Ее красота ранила, обволакивала, забирала в плен душу. Ее страсть опаляла. Но ее сердце оставалось холодным, рассудок – расчетливым. Отвращение, которое заполонило разум царевича, трудно описать словами. Однако сам он к этому и не стремился. Рана, нанесенная ему, была так глубока, что, казалось, и сама жизнь на какой-то миг покинула Рахмана.
«Ну что ж, коварная! Ты преподала мне отличный урок! Я его усвоил. И теперь ни одна женщина не сможет удивить или порадовать меня ни словом, ни жестом, ни разумным поступком, ни даже просто самоотверженностью и бесстрашием! Ибо нет на свете племени более презренного, чем женщины. Эти порождения самого Иблиса Проклятого не могут сотворить ничего прекрасного, ничего мудрого, ничего удивительного!»
По счастью, об этом не ведала Зейнаб. Она все так же лежала в сладкой истоме, по-прежнему прикидывая, как бы посильнее привязать к себе нового любовника. О, если бы это удалось!.. Какой бы сладкой и спокойной стала бы ее жизнь. И деньги, и наслаждение… За это пришлось бы недорого платить…
Глаза девушки по-прежнему были закрыты, и она не видела, как изменилось лицо Рахмана, не видела, как он с отвращением окинул ее тело одним долгим взглядом. Лишь когда юноша встал, Зейнаб открыла глаза.
– Ты уже уходишь, мудрый царевич?
– Увы, прекраснейшая. – Рахман нашел в себе силы не выдавать ни отвращения, ни гнева, которые терзали его душу. – Занятия, за которыми ты меня застала, требуют ежедневных усердных трудов.
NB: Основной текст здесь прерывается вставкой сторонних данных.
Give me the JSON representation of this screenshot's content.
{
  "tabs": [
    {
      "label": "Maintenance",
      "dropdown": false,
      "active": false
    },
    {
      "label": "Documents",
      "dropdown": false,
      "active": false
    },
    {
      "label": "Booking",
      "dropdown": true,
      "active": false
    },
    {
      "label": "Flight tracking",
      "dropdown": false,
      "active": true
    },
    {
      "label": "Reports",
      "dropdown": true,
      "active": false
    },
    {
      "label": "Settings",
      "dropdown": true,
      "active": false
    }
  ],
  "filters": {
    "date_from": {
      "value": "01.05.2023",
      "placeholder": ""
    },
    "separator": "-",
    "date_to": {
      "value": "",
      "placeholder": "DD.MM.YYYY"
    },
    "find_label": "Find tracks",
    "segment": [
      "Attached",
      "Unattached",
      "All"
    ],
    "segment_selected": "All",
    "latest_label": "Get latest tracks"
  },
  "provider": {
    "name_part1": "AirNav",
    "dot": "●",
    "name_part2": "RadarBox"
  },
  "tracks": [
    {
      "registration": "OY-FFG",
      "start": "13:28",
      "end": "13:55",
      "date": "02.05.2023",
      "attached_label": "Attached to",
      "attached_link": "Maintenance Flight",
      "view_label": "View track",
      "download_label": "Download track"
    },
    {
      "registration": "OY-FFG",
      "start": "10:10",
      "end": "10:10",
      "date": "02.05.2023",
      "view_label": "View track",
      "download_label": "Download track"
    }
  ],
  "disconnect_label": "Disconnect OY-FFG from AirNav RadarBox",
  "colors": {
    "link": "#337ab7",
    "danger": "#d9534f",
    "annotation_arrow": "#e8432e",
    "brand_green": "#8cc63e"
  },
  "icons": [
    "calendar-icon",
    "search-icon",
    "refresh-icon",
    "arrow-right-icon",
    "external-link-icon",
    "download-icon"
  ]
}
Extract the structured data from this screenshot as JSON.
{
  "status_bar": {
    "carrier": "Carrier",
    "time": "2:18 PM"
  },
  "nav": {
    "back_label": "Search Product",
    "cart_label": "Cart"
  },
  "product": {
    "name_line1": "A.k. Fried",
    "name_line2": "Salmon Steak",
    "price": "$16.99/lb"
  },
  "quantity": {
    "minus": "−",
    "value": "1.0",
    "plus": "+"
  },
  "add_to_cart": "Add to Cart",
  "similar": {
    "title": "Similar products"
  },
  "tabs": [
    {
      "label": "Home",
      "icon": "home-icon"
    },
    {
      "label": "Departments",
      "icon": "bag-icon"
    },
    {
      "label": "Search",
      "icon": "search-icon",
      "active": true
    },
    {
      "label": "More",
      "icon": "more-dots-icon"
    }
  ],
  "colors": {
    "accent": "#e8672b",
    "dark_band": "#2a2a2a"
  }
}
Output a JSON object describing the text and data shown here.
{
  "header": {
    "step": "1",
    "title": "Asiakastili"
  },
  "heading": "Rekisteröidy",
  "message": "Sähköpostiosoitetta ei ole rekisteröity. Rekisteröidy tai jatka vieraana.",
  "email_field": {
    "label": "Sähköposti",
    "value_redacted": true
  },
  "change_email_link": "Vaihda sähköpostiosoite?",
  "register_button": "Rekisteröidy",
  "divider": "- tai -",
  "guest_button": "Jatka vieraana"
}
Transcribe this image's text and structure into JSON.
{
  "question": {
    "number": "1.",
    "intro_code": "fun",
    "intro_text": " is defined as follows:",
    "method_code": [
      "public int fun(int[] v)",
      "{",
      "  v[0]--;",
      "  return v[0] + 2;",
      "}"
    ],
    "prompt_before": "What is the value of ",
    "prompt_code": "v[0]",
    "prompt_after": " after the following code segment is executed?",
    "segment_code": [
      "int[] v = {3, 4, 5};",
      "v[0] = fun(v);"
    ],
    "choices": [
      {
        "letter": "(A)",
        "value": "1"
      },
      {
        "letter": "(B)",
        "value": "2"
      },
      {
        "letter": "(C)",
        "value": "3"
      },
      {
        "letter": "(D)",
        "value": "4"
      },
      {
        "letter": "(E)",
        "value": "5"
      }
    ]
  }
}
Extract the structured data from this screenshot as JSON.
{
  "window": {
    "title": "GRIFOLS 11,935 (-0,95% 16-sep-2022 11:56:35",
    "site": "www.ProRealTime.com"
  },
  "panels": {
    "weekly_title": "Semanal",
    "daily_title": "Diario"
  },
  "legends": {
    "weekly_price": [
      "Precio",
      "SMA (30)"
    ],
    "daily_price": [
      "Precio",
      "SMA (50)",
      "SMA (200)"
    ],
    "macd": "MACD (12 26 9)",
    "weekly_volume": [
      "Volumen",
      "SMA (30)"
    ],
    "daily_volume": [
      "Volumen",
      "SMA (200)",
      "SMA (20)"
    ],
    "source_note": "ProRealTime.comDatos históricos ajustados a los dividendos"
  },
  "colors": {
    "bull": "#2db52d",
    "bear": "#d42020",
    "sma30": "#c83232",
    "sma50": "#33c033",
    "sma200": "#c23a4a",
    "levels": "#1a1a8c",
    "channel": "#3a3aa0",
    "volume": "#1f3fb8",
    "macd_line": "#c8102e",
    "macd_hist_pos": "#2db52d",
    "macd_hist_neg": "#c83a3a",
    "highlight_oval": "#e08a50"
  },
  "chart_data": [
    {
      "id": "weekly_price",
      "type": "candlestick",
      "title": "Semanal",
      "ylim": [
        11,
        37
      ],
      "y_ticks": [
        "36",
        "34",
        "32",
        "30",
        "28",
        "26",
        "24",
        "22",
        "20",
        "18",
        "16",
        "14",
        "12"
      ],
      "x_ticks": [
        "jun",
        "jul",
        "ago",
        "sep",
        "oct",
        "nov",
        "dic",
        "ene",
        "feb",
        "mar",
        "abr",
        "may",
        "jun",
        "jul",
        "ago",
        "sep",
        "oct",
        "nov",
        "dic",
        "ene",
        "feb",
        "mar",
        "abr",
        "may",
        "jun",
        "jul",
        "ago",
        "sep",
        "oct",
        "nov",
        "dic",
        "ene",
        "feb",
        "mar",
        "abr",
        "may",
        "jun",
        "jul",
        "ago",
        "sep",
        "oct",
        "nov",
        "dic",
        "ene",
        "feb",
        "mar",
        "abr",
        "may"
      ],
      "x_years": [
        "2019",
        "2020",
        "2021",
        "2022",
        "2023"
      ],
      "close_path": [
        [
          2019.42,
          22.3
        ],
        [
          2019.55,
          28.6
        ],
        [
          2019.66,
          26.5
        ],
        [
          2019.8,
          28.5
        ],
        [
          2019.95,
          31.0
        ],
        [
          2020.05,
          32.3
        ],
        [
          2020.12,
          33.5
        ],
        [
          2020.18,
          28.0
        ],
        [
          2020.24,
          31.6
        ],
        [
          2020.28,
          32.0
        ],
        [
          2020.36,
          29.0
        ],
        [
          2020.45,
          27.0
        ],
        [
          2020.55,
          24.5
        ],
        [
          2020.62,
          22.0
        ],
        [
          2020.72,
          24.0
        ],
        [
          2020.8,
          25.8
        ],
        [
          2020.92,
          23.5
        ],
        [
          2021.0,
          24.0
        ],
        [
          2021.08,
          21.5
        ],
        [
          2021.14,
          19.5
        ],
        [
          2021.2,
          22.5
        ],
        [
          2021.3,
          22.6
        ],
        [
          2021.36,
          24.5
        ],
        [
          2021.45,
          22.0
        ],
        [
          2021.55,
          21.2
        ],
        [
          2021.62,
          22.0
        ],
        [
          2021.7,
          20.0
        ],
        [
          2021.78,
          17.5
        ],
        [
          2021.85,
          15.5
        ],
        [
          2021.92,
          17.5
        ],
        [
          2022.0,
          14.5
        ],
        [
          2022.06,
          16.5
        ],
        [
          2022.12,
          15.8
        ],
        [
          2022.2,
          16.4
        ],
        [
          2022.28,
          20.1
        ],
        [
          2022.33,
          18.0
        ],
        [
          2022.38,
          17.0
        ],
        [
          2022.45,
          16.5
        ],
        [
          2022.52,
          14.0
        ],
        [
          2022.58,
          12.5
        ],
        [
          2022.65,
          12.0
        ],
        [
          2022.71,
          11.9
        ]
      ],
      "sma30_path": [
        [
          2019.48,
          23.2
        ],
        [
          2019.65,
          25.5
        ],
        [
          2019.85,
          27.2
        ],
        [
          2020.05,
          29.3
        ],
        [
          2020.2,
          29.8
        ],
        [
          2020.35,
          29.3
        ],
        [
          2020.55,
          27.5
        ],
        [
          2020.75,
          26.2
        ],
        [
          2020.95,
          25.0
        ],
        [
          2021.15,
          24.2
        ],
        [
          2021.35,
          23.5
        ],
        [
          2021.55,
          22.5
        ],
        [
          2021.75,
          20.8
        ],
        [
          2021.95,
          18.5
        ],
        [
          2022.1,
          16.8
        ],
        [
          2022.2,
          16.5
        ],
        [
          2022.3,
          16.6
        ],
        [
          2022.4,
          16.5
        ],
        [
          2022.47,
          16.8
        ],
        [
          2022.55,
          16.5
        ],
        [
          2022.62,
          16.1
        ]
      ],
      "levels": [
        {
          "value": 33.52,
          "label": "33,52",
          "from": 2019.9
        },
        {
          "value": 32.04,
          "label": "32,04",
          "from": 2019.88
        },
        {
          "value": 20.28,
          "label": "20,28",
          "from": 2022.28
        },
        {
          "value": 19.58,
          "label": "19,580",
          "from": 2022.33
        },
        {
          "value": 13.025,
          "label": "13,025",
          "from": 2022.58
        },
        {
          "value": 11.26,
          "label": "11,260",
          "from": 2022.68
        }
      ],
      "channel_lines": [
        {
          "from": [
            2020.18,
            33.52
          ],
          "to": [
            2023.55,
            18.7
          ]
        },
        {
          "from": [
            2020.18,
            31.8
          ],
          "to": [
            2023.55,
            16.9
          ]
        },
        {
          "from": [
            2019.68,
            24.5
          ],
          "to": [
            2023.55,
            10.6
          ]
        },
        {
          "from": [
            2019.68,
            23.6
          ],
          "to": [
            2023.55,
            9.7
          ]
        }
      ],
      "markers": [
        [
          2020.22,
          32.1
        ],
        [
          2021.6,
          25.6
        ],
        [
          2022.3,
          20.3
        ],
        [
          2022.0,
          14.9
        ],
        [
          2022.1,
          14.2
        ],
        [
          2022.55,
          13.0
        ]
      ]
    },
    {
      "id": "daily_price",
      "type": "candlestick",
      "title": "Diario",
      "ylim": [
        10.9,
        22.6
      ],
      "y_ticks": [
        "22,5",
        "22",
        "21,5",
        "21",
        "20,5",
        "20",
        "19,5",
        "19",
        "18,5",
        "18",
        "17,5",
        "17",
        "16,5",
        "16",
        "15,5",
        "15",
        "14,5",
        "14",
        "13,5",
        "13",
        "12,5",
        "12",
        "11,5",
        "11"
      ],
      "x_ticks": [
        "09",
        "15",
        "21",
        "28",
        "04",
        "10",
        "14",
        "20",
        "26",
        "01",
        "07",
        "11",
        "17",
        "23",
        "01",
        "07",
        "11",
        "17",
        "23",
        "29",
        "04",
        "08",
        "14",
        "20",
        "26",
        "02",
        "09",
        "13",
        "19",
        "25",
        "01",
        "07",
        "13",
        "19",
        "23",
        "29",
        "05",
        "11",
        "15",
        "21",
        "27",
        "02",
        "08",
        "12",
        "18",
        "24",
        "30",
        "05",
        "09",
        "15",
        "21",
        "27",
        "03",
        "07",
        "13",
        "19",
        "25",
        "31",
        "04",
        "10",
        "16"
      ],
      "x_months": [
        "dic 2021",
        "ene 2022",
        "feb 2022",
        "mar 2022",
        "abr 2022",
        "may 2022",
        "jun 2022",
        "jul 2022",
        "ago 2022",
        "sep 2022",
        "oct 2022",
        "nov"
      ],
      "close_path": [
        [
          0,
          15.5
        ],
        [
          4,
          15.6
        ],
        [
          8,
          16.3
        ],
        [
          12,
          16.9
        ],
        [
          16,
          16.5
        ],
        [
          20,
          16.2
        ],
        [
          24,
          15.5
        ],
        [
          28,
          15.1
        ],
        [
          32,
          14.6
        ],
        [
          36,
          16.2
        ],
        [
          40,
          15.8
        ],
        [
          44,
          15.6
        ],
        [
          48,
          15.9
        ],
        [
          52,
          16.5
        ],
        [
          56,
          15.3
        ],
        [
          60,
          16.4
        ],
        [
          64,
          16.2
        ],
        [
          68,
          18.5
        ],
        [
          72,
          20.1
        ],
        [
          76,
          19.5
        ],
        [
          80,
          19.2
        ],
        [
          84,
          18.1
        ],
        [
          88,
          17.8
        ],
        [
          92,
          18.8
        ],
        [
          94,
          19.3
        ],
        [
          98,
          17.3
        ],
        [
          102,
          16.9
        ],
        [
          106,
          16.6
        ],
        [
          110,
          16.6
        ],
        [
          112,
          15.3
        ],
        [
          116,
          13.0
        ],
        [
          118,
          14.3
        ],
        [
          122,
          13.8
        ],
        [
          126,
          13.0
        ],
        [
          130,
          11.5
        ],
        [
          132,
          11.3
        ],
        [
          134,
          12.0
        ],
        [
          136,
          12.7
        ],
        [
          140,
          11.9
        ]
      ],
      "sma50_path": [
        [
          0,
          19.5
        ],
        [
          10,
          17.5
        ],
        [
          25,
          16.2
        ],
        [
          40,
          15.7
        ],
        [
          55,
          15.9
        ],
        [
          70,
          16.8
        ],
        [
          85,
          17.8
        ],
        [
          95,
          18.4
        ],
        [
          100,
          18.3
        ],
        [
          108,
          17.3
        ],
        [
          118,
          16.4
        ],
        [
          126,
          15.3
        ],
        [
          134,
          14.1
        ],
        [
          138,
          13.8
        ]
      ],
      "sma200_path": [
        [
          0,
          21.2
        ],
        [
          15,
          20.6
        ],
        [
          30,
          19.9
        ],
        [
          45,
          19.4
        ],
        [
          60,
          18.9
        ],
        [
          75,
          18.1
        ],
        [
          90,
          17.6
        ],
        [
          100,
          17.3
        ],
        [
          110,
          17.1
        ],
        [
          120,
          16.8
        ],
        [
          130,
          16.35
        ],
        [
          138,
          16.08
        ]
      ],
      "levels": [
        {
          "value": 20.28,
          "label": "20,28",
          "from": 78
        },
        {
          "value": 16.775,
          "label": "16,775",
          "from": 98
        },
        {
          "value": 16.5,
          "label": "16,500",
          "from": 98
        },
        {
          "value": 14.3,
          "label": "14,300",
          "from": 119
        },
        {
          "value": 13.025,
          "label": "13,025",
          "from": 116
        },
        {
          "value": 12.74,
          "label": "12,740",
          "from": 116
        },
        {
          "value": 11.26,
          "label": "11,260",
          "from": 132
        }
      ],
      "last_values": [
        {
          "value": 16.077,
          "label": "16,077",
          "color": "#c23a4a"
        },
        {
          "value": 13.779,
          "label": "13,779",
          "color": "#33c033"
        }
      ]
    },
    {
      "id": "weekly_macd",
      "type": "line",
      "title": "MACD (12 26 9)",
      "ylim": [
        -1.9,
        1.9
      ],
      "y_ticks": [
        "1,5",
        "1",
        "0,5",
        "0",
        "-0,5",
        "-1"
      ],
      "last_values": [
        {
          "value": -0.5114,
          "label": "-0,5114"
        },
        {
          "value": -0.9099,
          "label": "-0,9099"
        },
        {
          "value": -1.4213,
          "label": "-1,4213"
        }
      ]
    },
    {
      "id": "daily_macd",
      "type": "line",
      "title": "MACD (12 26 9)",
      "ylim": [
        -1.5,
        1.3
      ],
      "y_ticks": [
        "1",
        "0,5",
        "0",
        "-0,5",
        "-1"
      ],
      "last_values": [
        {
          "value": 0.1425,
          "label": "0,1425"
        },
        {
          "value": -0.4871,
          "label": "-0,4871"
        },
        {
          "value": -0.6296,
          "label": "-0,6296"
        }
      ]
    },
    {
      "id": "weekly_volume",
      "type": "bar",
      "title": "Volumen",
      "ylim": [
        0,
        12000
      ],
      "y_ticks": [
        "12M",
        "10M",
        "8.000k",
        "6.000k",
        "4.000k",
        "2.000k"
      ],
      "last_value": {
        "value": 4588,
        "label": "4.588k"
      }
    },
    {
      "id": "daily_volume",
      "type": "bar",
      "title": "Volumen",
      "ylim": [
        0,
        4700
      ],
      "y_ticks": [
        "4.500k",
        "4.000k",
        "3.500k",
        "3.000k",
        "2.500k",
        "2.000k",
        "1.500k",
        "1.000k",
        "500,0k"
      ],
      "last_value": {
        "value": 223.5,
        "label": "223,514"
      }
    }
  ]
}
А потому, насладившись сверх меры твоим обществом, я вынужден вновь вернуться под своды продуваемой зимними ветрами библиотеки.
– Когда я увижу тебя, школяр? – Зейнаб ничего не понимала. Лишь какое-то звериное чутье подсказывало ей, что добыча вот-вот ускользнет.
– Вскоре, красавица… – чуть рассеянно отвечал Рахман. – Думаю, что совсем скоро.
Девушке хватило этих слов. Она лишь удовлетворенно улыбнулась и вновь откинулась на подушки.
«Ах, какое прекрасное дивное тело! И какая черная подлая душа… Воистину, женщины даны правоверному для того, чтобы видеть, во что никогда не следует превращаться!»